De toutes les créatures pouvant se présenter à votre porte ; nul n'éblouissait votre destinée autant que les Anges.
Séduisants, fascinants, d'une beauté altière qui ne fanait jamais, ils resplendissaient sur les terres du Sekai, annonciateurs de bonheur et de protection. Néanmoins, attirer leur attention n'était pas toujours synonyme de bénédiction. Les pleurs d'un nouveau-né s'élevèrent sur le village, au moment exact où Siame posa pied à terre.
— Où se trouve-t-il ?
On s'était rassemblé à l'arrivée de l'Ange, délaissant le labeur de l'instant pour venir admirer la créature céleste. Pour la plupart, il s'agissait de la première fois. Un vieillard pointa du doigt la porte d'une hutte parmi les autres, de laquelle s'échappèrent à nouveau les sanglots d'une âme tout juste venue sur terre. Siame avisa le villageois, la sueur coulant sur son front ; le lin de ses vêtements usé par le temps ; les crevasses de sa peau, marquée par le soleil et l'éreintement d'une vie pénible. D'un bref hochement de menton, elle le remercia puis se dirigea vers la paillote. Ses ailes étaient si grandes qu'elles traînaient par terre, dessinant dans son sillon le souvenir patent de son passage. Autour d'elle les grains de sable fin brillaient comme des perles et la fièvre de la chaleur, sèche à drainer un corps, faisait vaciller l'horizon.

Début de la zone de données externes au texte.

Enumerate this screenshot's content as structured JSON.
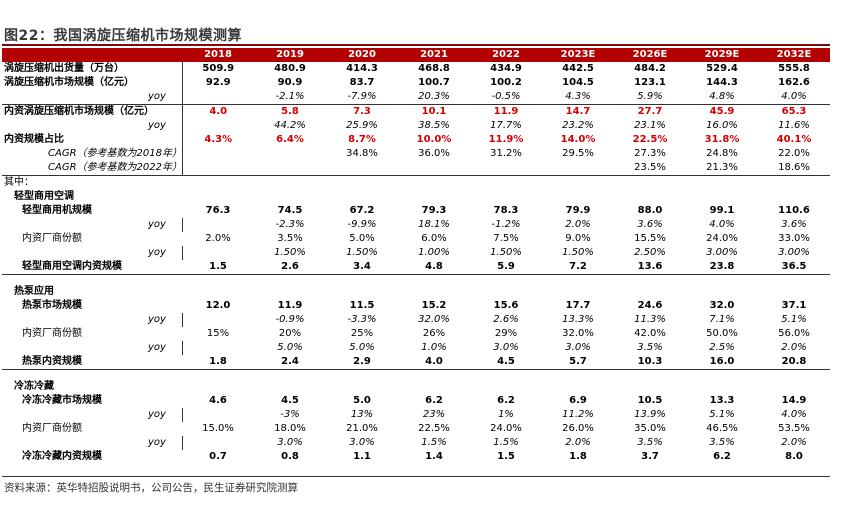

L'Ange frappa à la porte, attendit sereinement que celle-ci s'ouvre sur un homme aux traits tirés par l'angoisse. Elle l’avait vu dans ses rêves. Il présentait les joues creuses de ceux qui ne mangeaient pas toujours à leur faim. De l'intérieur s'échappa l'odeur âcre de la naissance et du sang. Ses yeux se posèrent sur Siame et, comme s'il l'avait toujours attendu, comme si sa présence avait été inévitable, il l'invita à entrer. Son entrée avait un goût de mauvais augure, comme l'amoncellement des nuages d'un orage qui se prépare. Dans un coin de la hutte, sur un lit trop petit pour deux, reposait la mère et l'enfant tout juste né, encore poisseux de l’épreuve qu’ils venaient de traverser. Les pupilles du bambins vinrent à la rencontre de l’Ange pour une salutation silencieuse.
— Déjà ? Le soleil n'est même pas levé.
— C'est une purge, qui a pour but de purifier cette terre, Phèdre. Notre mission ne connaît pas le sommeil.
Sa sœur ronchonne, se retourne sous les draps, quand à l'aube, Siame se lève pour quitter le lit qu'elles partagent.
— L'avez-vous nommé ?
Les draps de ce lit-là sont tachés. La peau mouillée de la mère, habituellement chaude et miel, est à présent exsangue et blanche comme la page d'un livre qu'il leur faudra bientôt tourner. Son époux l'accompagne dans un silence de mort. Lui a compris.
— Pas encore. Elle offre un regard las d'épuisement et pourtant chargé de tendresse à son compagnon. Mais nous avons pensé à...
— Bien. D'une main à la douceur de marbre, elle caresse le front de la femme. Siame repousse ses cheveux trempés par l'effort, son geste empreint d'une tendresse sans compassion.
Avec précaution, elle sépare l’enfant de la mère, prend le nouveau-né dans ses bras. Il gazouille, heureux, pourtant né déformé et par définition, trop hideux pour être autorisé à vivre. La mère semble l'ignorer, elle ne veut pas le voir, refuse d'accepter ce qu'elle a mis au monde. Elle a accouché d'une monstruosité, qui n'aurait jamais dû voir le jour.
— C'est plus difficile, lorsqu'un nom a été choisi. La voix de l'Ange est tranchante, porte tout l'insensibilité de son immortalité.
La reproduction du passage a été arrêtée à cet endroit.